Si la constitution française énonce en son article 1er que « la France 
est une République laïque, démocratique et sociale », c’est la loi de 
séparation du 9 décembre 1905 qui invente la laïcité à la française, 
proclame la liberté de conscience, garantit le libre exercice des cultes 
et pose le principe de séparation des Églises et de l’État. Est laïc un 
esprit, une institution qui a écarté la possibilité pour les instances 
religieuses d’être invoquées et évoquées pour le gouvernement des hommes 
et des choses. Il s’agit, dans le processus de laïcisation, de se 
délivrer de toute entreprise de soumission des consciences. Affirmer le 
principe de la liberté de conscience implique de manière nécessaire que 
l’élaboration des lois ne peut relever que de l’expression de l’ensemble 
des citoyens et non pas d’une conception particulière de l’homme qu’on 
imposerait à tous. C’est pourquoi la foi ne peut faire loi. Avec la 
laïcité, le politique s’émancipe par rapport au théologique et en 
retour, le théologique est protégé de toute ingérence du politique.

Elle doit être réaffirmée à l’école…

C’est alors ce processus de séparation qui permet de réunir dans une 
fraternité citoyenne des hommes séparés et divisés par leurs 
appartenances. Car la laïcité rend impossible l’établissement d’une 
religion hégémonique qui prétend au monopole de la pensée, de la morale, 
de la politique et l’oblige à rester dans son domaine. Elle devrait 
rendre impossible la condamnation des apostats, les intimidations, les 
fatwas vis à vis de ceux qui pourraient mettre à distance leur 
appartenance par la non pratique du jeûne, ou encore le refus de porter 
le voile.

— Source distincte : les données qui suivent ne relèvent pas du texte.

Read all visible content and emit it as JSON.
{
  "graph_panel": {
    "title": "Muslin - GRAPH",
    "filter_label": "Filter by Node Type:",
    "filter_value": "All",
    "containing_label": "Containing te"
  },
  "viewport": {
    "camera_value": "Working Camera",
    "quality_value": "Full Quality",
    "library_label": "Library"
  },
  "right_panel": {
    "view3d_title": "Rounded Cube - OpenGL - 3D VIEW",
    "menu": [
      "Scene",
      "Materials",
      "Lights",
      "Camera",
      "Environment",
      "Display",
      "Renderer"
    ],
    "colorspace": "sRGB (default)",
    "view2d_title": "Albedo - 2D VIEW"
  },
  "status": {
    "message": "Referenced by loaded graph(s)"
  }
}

Ces intimidations au sein de la société civile sont 
intolérables et devraient être fortement dénoncées et combattues en nous 
rappelant de la parole d’Helvétius : « Qui tolère les intolérants se 
rend coupable de tous leurs crimes ».

La laïcité est donc à la fois notre héritage à préserver en même temps 
qu’une promesse encore vivante d’émancipation à promouvoir. Elle doit 
donc être réaffirmée avec force à l’école et promue avec courage à 
l’université ainsi que dans le monde du travail. Le processus de 
laïcisation commence historiquement par l’école avec les lois et textes 
réglementaires de 1881 à 1886 qui instituent l’école publique gratuite, 
laïque et obligatoire. Il rend possible l’émancipation du savoir par 
rapport à la croyance et substitue à l’argument d’autorité, l’autorité 
de l’argument. L’école est cet espace où l’on apprend à se déprendre de 
toutes les servitudes. L’École a donc pour finalité ultime de construire 
le citoyen et l’homme par l’instruction qui est une transmission de 
savoirs libres et libérateurs. C’est pourquoi une école de la République 
laïque n’inculque rien, n’impose aucune orthodoxie. Elle n’enrôle ni 
n’embrigade personne. Elle engage les jeunes esprits sur la voie d’une 
rationalité critique permettant de les mettre à l’abri de toutes les 
séductions mortifères qui conduisent aux fanatismes. C’est pour 
préserver cette noble mission que la loi du 15 mars 2004 sur 
l’interdiction des signes religieux ostentatoires pour l’école primaire, 
le collège, le lycée et les classes préparatoires était indispensable 
pour mettre un terme au long flottement des pouvoirs publics et à 
l’appréciation des situations au cas par cas. Et c’est dans cet esprit 
que devrait être réaffirmée sans ambiguïté et avec autorité la 
circulaire Chatel du 27 mars 2012 sur l’interdiction de ces mêmes signes 
religieux ostentatoires pour les mères qui accompagnent les enfants dans 
le temps extrascolaire, car celles-ci, en tant que collaborateurs 
occasionnels du service public, sont soumises à une obligation de 
neutralité dans l’exercice de leurs missions d’intérêt général.

…et au travail

Mais il faut aller plus loin et ouvrir le débat sur la possibilité de 
soumettre les étudiants au principe de laïcité au sein des 
établissements d’enseignement supérieurs et d’introduire une limitation 
dans l’expression vestimentaire à l’Université comme l’avait fait la loi 
du 15 mars 2004 pour l’enseignement primaire et secondaire. Là encore, 
on retrouve aujourd’hui les mêmes hésitations et la même irrésolution 
qu’hier, alors que nul ne conteste la montée des revendications 
religieuses à l’université, avec les contestations du contenu des 
programmes, ou du mode d’organisation des travaux dirigés pour lesquels 
on demande une séparation des sexes, le refus de passer un examen avec 
un professeur de sexe féminin, et qui tentent d’imposer une tutelle 
intellectuelle rendant impossible la sérénité indispensable au libre 
exercice de l’étude, de la recherche et de la pensée critique.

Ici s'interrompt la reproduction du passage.